Les touristes que l’on croise paraissent plus ahuris encore, comme
s'ils se demandaient comment leur voyage a pu les conduire en un lieu
aussi absurde. Paradoxalement, les chambres sont hors de prix. Je
parviens tout de même à en trouver une qui soit abordable au
Jivango Hotel, où m’attend une séquence des plus surréalistes.
La
patronne, une quarantenaire boulotte, est à ce point survoltée que
je me demande si elle n’est pas shootée aux amphètes.
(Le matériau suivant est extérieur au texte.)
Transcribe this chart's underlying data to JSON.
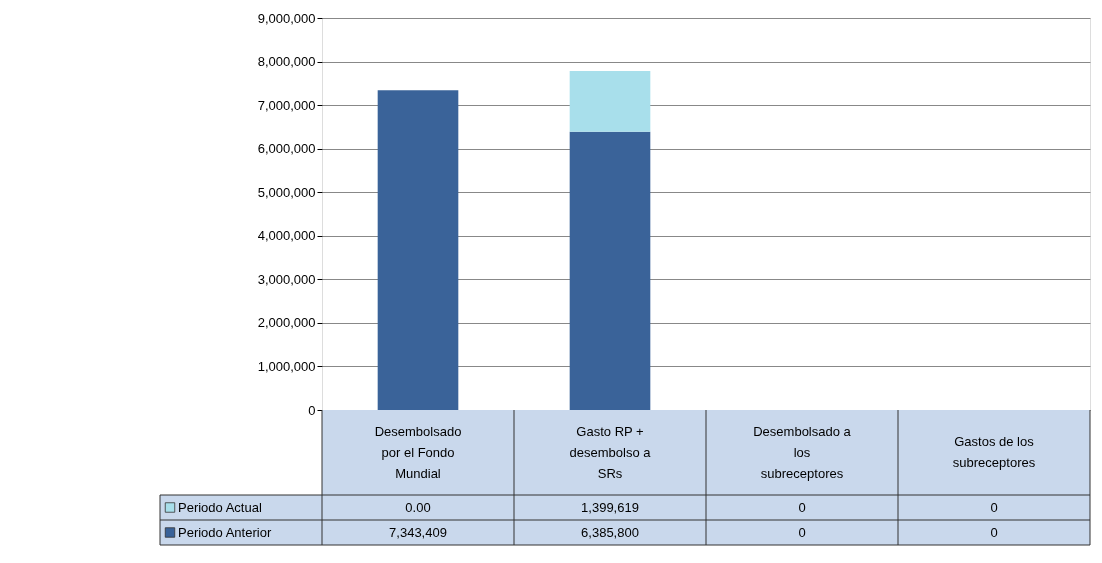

Elle me
conduit dans une chambre et, alors que je ne demande qu’à
m’écrouler dans mon lit, la voilà qui s’escrime sur la
télévision qui refuse d'afficher autre chose que de la neige, comme
si son bon fonctionnement était une question de vie ou de mort. J'ai
beau protester que, vraiment,
ce n'est pas grave, elle s'obstine dix bonnes minutes à triturer
vainement les boutons et, en désespoir de cause, fait finalement
venir une de ses assistantes… qui rebranche la prise d’antenne !
Je m’apprête à soupirer de soulagement lorsqu’elle se met à
zapper comme une forcenée jusqu’à trouver un programme qui lui
paraisse convenable : et c’est à Erenhot, au milieu de nulle
part, que je vois apparaître sur l’écran… les Télétubbies !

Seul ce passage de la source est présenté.